L’un des gros intérêts de l’outil zone dans ArchiCAD dans le cadre du BIM sont ses possibilités liées au « questionnement » des autres outils 3D d’ArchiCAD. 
Une zone « connaît » sa surface de contact avec les murs qui le limite et sait la calculer, de même pour les portes et les fenêtres inclues dans celles ci, il connaît aussi leur largeur et si elles ouvrent vers lui ou depuis lui, il sait également comptabiliser les objets. Un objet « sait » également dans quelle zone il est posé. Il est donc possible de calculer la surface des fenêtres voire des portes contiguës à une zone (utiles pour certains calculs thermiques réglementaires… Mais comme toujours bonne question, bonne réponse)
Dans les autres possibilités méconnues des zones il est possible comme pour, les murs, les dalles et les toits de leur associer des accessoires. Ceux associés aux murs et des accessoires de plafonds ne fonctionnant eux qu’avec les zones. Comme tous les accessoires ils sont dépendant des modifications de leur support (le temps de prendre un petit rafraichissement… d’écran… parfois nécessaire pour se mettre à jour), comme tous les accessoires ils peuvent être (s’ils le souhaitent) sur leur propre calque différent (ou pas…) de celui de leur zone support.

zonemur804.jpg

Surface mesurée et surface calculée

Raaah un des gros sujets qui fâchent à propos des zones. 
Pourquoi ma zone ne se met pas automatiquement à jour lorsque je la modifie ? 
Quel Outil de m…, je reprends mes hachures (voir mon cutch…) et ma calculatrice… la règle à calcul de mon père (au grenier)… la chaîne d’arpentage de mon grand père (à la cave)…  ;) 
L’utilisateur (furieux forcément et dont le clavier vient de voler par la fenêtre ouverte) avait juste utilisé une Surface Calculée alors qu’il n’avait probablement simplement besoin que d’une Surface Mesurée. Ces deux paramètres existent depuis fort fort longtemps associées à l’outil zone et certaines anciennes marques de zones utilisaient soit l’une soit l’autre sans forcément dire toujours laquelle (d’où certains claviers volants…). Heureusement la quasi totalité des marques de zone récentes sont beaucoup plus explicite sur la chose.

Passons aux définitions…
— La Surface Mesurée : correspond exactement à la surface de la zone tel que dessiné sur le plan, que celle ci ai été positionnée de manière manuelle ou de façon automatisée et ce indépendamment de sa géométrie 3D et des différents éléments qui auraient pu être posés dessus.
Celle ci se met à jour dynamiquement. Dès qu’on modifie son emprise en plan la surface affichée se met à jour totally real time…
— La Surface Calculée : correspond à la surface dessinée de laquelle on a pu (ou pourrait) déduire certaines surfaces.
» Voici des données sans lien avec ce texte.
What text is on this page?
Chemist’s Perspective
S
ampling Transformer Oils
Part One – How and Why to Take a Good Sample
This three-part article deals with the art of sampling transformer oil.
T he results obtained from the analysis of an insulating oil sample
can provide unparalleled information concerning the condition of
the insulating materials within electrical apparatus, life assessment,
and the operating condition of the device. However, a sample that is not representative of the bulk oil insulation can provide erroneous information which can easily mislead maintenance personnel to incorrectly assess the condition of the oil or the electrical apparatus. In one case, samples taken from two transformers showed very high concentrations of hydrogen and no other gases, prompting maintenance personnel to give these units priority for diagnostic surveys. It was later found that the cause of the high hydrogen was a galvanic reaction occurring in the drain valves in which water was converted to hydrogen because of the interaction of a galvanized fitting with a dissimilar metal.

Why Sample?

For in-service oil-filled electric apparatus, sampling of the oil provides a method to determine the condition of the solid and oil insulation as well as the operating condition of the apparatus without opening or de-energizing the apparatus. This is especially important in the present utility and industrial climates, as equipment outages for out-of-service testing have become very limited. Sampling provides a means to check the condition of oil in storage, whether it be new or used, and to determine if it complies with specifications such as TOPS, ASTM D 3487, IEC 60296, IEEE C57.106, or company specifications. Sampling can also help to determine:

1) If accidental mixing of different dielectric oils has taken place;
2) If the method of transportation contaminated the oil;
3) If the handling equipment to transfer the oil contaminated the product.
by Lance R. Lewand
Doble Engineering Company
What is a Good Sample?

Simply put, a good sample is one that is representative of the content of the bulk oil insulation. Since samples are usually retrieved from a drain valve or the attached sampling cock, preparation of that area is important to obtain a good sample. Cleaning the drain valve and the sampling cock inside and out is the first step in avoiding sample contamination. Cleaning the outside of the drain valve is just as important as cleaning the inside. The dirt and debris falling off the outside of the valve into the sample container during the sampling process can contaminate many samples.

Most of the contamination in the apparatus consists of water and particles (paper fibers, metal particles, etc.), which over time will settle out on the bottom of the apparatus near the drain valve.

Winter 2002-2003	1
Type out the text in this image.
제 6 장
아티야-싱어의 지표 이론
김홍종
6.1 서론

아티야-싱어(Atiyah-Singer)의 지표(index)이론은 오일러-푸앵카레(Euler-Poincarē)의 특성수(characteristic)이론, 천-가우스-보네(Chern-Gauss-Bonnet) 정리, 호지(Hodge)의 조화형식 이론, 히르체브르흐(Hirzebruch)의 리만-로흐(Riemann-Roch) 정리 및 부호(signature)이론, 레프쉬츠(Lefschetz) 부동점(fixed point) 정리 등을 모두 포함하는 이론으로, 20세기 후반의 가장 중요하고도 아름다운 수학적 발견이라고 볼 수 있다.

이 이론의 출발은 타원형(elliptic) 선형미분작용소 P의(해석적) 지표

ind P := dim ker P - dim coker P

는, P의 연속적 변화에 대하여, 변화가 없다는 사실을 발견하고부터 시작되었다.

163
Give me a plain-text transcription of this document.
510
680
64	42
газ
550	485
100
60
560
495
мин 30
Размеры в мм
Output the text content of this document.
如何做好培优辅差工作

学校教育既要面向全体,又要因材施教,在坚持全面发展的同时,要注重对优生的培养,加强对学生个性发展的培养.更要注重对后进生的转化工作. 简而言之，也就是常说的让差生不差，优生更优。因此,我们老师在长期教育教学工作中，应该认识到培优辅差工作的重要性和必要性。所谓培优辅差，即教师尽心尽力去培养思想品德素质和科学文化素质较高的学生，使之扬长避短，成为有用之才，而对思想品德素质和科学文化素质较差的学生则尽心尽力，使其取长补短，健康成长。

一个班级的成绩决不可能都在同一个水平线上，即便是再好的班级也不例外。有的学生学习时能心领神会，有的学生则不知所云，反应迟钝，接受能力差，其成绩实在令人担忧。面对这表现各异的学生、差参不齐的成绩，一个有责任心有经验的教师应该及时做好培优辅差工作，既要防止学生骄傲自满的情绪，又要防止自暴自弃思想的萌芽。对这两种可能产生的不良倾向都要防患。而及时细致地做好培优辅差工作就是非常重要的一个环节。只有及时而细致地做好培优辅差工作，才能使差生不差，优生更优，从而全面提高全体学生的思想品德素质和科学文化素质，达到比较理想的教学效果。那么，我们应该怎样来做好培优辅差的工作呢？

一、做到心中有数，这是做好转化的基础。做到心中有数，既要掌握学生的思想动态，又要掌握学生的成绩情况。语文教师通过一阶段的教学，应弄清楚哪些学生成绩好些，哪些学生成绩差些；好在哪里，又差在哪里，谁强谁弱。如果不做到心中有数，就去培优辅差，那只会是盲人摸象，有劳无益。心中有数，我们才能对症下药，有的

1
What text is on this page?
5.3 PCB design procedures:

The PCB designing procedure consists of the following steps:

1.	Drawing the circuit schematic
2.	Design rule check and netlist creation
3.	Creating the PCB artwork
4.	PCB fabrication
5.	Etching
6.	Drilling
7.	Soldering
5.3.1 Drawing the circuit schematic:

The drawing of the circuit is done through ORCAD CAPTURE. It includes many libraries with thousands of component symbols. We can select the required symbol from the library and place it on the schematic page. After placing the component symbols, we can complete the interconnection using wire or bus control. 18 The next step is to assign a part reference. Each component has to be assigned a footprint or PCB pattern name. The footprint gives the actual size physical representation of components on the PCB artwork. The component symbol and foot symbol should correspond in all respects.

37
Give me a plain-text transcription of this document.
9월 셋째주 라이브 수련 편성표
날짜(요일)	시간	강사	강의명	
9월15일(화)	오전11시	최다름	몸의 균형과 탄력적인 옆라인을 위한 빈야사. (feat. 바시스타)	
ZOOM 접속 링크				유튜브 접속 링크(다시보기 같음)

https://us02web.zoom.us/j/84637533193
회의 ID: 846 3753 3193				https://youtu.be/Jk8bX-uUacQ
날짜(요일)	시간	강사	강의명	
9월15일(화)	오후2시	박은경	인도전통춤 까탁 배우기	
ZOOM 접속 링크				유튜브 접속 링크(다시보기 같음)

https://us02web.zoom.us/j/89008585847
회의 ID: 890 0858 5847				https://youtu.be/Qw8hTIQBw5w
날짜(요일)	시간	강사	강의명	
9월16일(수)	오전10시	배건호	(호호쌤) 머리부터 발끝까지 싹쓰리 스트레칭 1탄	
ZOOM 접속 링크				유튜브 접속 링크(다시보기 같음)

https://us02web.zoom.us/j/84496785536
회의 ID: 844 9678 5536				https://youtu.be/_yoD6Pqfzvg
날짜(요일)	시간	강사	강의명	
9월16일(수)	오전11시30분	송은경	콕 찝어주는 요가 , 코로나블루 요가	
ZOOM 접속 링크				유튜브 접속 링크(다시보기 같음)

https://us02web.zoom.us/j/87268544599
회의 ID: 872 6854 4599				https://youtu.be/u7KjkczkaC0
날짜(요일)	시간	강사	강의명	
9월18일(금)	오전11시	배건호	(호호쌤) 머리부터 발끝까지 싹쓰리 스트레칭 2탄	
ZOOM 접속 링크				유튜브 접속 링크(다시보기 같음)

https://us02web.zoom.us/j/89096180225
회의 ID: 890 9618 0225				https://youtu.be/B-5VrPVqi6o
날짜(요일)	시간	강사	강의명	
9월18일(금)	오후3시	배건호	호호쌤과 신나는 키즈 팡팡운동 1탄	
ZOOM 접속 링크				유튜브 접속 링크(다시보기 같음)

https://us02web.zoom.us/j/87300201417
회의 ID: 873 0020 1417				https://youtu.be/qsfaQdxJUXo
Dans les déductions possibles on peut trouver des surfaces de la zone inférieure à une certaine hauteur (généralement après effectué un taillé par toiture), des hachures indépendantes dessinées en 2D dont le paramètre déduire des zones à été activé, des poteaux et des murs présents sur la zone en fonction d’un éventuel statut « réduire surface de zone » (au lieu de limite de zone). 
Celle-ci ne se met à jour que lors d’un « Mise à jour Zones », elle n’est absolument pas dynamique. Entre deux « mises à jours Zones » la valeur affichée de la surface calculée est absolument invariante quelques soient modifications que l’on effectue sur la zone.

surfacemesuree.png

La version 18 et ses marques ont amené un peu de perversité à ce beau système purement binaire. 
Les surfaces mesurées sont inchangées, les surfaces calculées sont elles devenues semi dynamiques… (de quoi en perdre son latin). 
C’est à dire que si on les étire ou on les modifie elles réagissent comme les surfaces mesurées en se mettant (d’une certaine façon…) à jour sans prendre en compte l’impact de leur déduction éventuelle qui elles nécessiteront (pour être complètement juste…) un « Mise à jour Zone ». Soyons donc vigilant.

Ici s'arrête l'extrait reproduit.